# Homework Help: SI units

1. Jul 12, 2009

### jeff1evesque

Question
I was wondering how the concept of work can have units of volts? I mean work has the units of N/m = J =/ J/(A*S) = Volts? Yet I am reading they are equal? Can someone enlighten me?

2. Jul 12, 2009

### Pengwuino

Can you check your units? [E]=[F][L] which is energy = force * distance. You're saying energy/(current*time) = volts on the right side which is dimensionally correct but were you meaning to equate the two equations? Particularly what do you mean by "I mean work has the units of N/m = J =/ J/(A*S) = Volts" ? Do you mean =/= which is not equal to or do you mean possibly 1/J/(A*s) which is equal to A*s/J?

3. Jul 12, 2009

### rl.bhat

This statement is wrong.
Work = Nm

4. Jul 12, 2009

### jeff1evesque

What I meant was: Nm = J =/= J/(A*S) = Volts

5. Jul 13, 2009

### Pengwuino

Well that certainly is true... what seems to be the situation? Joules is definitely not going to be equivalent to Joules divided by charge (that is, current * time).

6. Jul 13, 2009

### jeff1evesque

Note: $$\hat{E} = - \frac{V_0}{d}\hat{z}$$ (volts/meter) is the electric field between a capacitor, and V_0 is the potential difference in a power supply for a circuit.

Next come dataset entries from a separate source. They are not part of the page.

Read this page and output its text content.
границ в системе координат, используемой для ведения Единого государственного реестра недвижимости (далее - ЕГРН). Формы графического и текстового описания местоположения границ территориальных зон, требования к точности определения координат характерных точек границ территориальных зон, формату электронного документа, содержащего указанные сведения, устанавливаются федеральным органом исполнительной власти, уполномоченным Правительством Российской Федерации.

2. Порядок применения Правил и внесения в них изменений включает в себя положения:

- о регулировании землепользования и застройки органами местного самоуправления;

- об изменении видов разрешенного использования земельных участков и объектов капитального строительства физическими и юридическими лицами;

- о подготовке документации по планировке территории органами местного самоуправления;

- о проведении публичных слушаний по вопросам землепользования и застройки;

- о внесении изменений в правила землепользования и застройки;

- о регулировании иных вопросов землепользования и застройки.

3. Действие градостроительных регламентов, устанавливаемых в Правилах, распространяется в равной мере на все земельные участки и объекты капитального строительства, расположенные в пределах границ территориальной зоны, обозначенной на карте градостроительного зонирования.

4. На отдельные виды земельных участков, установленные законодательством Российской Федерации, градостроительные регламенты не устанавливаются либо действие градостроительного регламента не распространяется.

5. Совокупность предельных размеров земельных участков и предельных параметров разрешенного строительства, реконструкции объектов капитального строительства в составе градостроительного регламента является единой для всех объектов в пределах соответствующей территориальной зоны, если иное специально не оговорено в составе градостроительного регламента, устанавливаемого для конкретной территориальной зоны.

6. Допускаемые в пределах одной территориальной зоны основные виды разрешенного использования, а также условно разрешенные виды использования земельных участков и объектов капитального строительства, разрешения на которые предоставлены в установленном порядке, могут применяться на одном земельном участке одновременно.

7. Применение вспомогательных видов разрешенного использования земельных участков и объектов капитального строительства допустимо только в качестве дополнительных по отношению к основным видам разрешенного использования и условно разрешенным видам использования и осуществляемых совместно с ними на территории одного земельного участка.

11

Then the following statement (from my notes) is not correct?

Work

= $$\int_{bottom}^{Top} \frac{\hat{F}}{Q} \bullet \hat{dl} \equiv potential-difference = \int_{bottom}^{Top} \hat{E} \bullet \hat{dl} = \int_{bottom}^{Top} - \frac{V_{0}}{d}(\hat{z} \bullet \hat{dl}) = -\int_{bottom}^{Top} \frac{V_0}{d}dz = -V_0 (Voltz)$$

thanks,

Jeff

Last edited: Jul 13, 2009
7. Jul 13, 2009

### Phrak

I may see the source of confusion. Sometimes physicists will express energy in terms of electron volts, eV. One electron volt is the work done on an electron subject to a changing of one volt in potential. It has units [Q][V].

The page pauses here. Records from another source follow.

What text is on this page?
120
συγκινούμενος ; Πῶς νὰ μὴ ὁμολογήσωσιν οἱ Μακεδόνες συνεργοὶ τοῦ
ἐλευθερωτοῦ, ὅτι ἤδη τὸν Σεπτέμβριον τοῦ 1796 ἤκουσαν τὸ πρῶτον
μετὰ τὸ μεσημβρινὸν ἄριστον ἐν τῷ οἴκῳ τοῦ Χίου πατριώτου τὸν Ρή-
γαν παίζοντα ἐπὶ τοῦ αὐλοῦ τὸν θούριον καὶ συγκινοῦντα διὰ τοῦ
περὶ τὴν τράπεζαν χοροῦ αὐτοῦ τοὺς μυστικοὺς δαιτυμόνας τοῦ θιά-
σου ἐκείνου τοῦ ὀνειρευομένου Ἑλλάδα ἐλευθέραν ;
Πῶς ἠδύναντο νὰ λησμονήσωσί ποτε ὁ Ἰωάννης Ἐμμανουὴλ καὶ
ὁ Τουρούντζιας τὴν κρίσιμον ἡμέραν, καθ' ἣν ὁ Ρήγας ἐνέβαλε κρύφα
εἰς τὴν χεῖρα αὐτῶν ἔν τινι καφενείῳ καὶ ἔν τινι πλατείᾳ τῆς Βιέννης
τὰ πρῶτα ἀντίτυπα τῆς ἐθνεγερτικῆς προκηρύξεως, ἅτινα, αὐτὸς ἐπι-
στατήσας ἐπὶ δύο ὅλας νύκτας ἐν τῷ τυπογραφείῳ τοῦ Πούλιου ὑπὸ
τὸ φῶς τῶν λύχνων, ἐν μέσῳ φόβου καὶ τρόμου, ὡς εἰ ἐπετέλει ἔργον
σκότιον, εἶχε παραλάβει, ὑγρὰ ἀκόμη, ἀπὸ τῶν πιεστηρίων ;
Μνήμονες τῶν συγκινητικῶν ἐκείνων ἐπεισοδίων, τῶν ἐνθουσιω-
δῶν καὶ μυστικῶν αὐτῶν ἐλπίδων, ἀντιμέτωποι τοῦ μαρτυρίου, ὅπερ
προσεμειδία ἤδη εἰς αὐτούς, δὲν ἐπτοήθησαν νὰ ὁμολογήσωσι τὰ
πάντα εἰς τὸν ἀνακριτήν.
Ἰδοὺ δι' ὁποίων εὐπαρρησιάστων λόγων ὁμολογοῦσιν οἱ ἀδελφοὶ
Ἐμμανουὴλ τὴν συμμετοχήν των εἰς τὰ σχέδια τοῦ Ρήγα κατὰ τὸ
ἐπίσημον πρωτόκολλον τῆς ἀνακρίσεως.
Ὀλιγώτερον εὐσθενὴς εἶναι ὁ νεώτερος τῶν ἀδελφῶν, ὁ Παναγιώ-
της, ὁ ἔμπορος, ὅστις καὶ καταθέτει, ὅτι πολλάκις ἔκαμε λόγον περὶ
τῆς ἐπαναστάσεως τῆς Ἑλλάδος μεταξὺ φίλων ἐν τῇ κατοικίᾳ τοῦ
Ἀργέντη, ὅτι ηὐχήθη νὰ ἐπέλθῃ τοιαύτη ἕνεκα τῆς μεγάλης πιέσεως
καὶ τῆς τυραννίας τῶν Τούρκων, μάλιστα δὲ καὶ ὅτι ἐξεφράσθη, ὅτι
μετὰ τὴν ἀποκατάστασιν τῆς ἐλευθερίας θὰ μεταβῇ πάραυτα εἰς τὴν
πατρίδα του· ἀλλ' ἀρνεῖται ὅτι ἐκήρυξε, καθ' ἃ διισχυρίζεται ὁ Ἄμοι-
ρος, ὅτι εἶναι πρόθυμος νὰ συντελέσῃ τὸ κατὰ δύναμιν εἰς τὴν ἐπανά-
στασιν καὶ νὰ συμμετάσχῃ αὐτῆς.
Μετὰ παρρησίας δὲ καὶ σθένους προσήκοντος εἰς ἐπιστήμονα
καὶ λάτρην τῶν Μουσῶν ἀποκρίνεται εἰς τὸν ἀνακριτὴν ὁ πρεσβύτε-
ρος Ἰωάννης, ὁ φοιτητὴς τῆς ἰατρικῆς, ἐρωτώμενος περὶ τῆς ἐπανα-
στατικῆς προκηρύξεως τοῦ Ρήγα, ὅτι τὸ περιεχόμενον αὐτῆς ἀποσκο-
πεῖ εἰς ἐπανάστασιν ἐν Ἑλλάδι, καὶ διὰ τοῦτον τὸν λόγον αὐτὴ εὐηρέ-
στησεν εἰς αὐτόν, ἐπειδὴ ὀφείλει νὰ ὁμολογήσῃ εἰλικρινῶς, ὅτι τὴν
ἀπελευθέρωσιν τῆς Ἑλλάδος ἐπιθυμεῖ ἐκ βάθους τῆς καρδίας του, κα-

In some discussion one might simply say "volts" used in place of "electron volts." It saves 3 syllables out of 4 in short-hand discourse.

Last edited: Jul 13, 2009
8. Jul 13, 2009

### jeff1evesque

Very cool to know. Thanks a lot.

JL

9. Jul 13, 2009

### diazona

No, it's not correct. Everything you wrote out in LaTeX code (from $\int \hat{F}/Q\cdot\mathrm{d}\hat{l}$ onward) is right, but it's equal to voltage, not work.

10. Jul 13, 2009

### merryjman

I can't speak about your notes, but maybe a conceptual explanation would help? For example, if a particle with charge 1 Coulomb, initially at rest, was released to move through a potential difference of 1 Volt, after that time the particle would have 1 Joule of kinetic energy. The volt is energy per charge. In the same way, if you had to perform 1 Joule of mechanical work to move that 1-Coulomb particle slowly through an electric field, you would have moved it through a potential difference of 1 Volt.

Last edited: Jul 13, 2009
11. Jul 13, 2009

### Redbelly98

Staff Emeritus
Voltage is equivalent to work done per unit charge. This is not the same thing as work.

In SI units, Volts are equivalent to Joules/Coulomb.

12. Jul 14, 2009

### jeff1evesque

You were right, I talked to my teacher today, and he said it's basically what he meant, Quolomb*meters.

Thanks,

Jeff

13. Jul 14, 2009

### Phrak

Odd. He left the charge out of Coulomb-meters?